ABB and Thomas & Betts Corporation announced that both companies’ boards of directors have agreed to a transaction in which ABB will acquire Thomas & Betts for $72 per share in cash or approximately $3.9 billion.
The acquisition price represents a 24% premium to Thomas & Betts’ closing stock price on Jan. 27, 2012 and a 35% premium to the volume weighted average stock price over the past 60 trading days. The transaction is subject to approval by Thomas & Betts shareholders as well as to customary regulatory approvals, and is expected to close by the middle of 2012.
Thomas & Betts employs approximately 9,400 people and is estimated to report 2011 revenues of approximately $2.3 billion and earnings before interest, taxes, depreciation and amortization of approximately $390 million. The company will report its full-year results later today Central European Time. Its main business is the manufacture of low-voltage and ultralow-voltage electrical products such as connectors, conduits and fittings as well as wiring management products for the construction, industrial and utilities markets. These are complementary to the offering of ABB’s Low Voltage Products division, which includes products such as breakers and switches. In addition, Thomas & Betts has a leading logistics model with its distributors that allows simple, single invoicing and fast delivery of its full product scope. Thomas & Betts also supplies towers for electrical power transmission and has a business that produces heating, ventilation and air conditioning units, both new to ABB but related to its core power and automation focus.

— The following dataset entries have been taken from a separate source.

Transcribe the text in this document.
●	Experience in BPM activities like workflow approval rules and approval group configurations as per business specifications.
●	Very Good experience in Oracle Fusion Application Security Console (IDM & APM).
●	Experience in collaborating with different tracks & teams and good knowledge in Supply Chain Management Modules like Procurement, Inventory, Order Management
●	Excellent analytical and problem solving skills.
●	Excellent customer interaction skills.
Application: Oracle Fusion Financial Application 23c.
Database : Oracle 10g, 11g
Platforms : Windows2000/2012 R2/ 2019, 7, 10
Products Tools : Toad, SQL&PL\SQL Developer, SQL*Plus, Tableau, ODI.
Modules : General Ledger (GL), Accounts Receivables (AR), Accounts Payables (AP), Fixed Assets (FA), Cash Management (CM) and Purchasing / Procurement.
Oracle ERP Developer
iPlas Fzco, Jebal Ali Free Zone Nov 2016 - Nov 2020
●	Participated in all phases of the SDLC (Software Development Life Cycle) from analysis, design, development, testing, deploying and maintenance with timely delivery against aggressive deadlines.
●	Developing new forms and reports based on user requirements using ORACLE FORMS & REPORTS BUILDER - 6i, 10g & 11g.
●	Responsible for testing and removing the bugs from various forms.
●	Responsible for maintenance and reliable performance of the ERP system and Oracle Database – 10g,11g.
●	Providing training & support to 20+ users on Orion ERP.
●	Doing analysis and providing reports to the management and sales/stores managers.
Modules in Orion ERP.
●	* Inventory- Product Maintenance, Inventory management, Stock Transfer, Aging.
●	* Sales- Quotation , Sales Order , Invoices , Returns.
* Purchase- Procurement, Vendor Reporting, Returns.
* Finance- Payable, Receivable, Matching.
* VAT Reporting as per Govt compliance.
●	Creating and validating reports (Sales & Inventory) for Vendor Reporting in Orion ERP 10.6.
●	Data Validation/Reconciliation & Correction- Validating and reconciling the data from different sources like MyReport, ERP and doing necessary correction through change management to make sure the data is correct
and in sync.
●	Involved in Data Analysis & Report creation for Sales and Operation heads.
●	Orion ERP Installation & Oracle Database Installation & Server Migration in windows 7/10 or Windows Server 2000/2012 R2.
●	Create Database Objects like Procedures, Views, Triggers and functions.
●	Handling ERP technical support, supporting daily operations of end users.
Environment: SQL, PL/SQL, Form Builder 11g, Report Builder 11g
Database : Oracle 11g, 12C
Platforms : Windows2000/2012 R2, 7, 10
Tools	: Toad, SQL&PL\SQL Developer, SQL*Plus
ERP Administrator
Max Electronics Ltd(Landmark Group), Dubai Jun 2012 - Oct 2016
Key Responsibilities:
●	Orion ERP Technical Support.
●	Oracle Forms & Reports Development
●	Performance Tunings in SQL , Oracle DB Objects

ABB has secured a $4 billion, fully underwritten bridge financing commitment from Bank of America Merrill Lynch which will be repaid through a combination of cash and the issuance of debt. The transaction is expected to be accretive within the first year after it closes prior to one-time charges and implementation costs. ABB expects the transaction will deliver approximately $200 million in annual synergies by 2016. The majority of cost synergies are expected to come from sourcing and purchasing efficiencies.
Under the terms of the agreement, the transaction is structured as a merger requiring approval of a majority of Thomas & Betts shareholders at a special meeting, which is expected to take place in the second quarter. Closure of the transaction is also conditioned on customary regulatory approvals, including in both North America and Europe.
Bank of America Merrill Lynch acted as financial adviser to ABB and will provide the bridge financing facility and Kirkland & Ellis LLP acted as legal advisor. Deutsche Bank Securities Inc. acted as financial adviser to Thomas & Betts and Davis Polk & Wardwell LLP as legal advisor.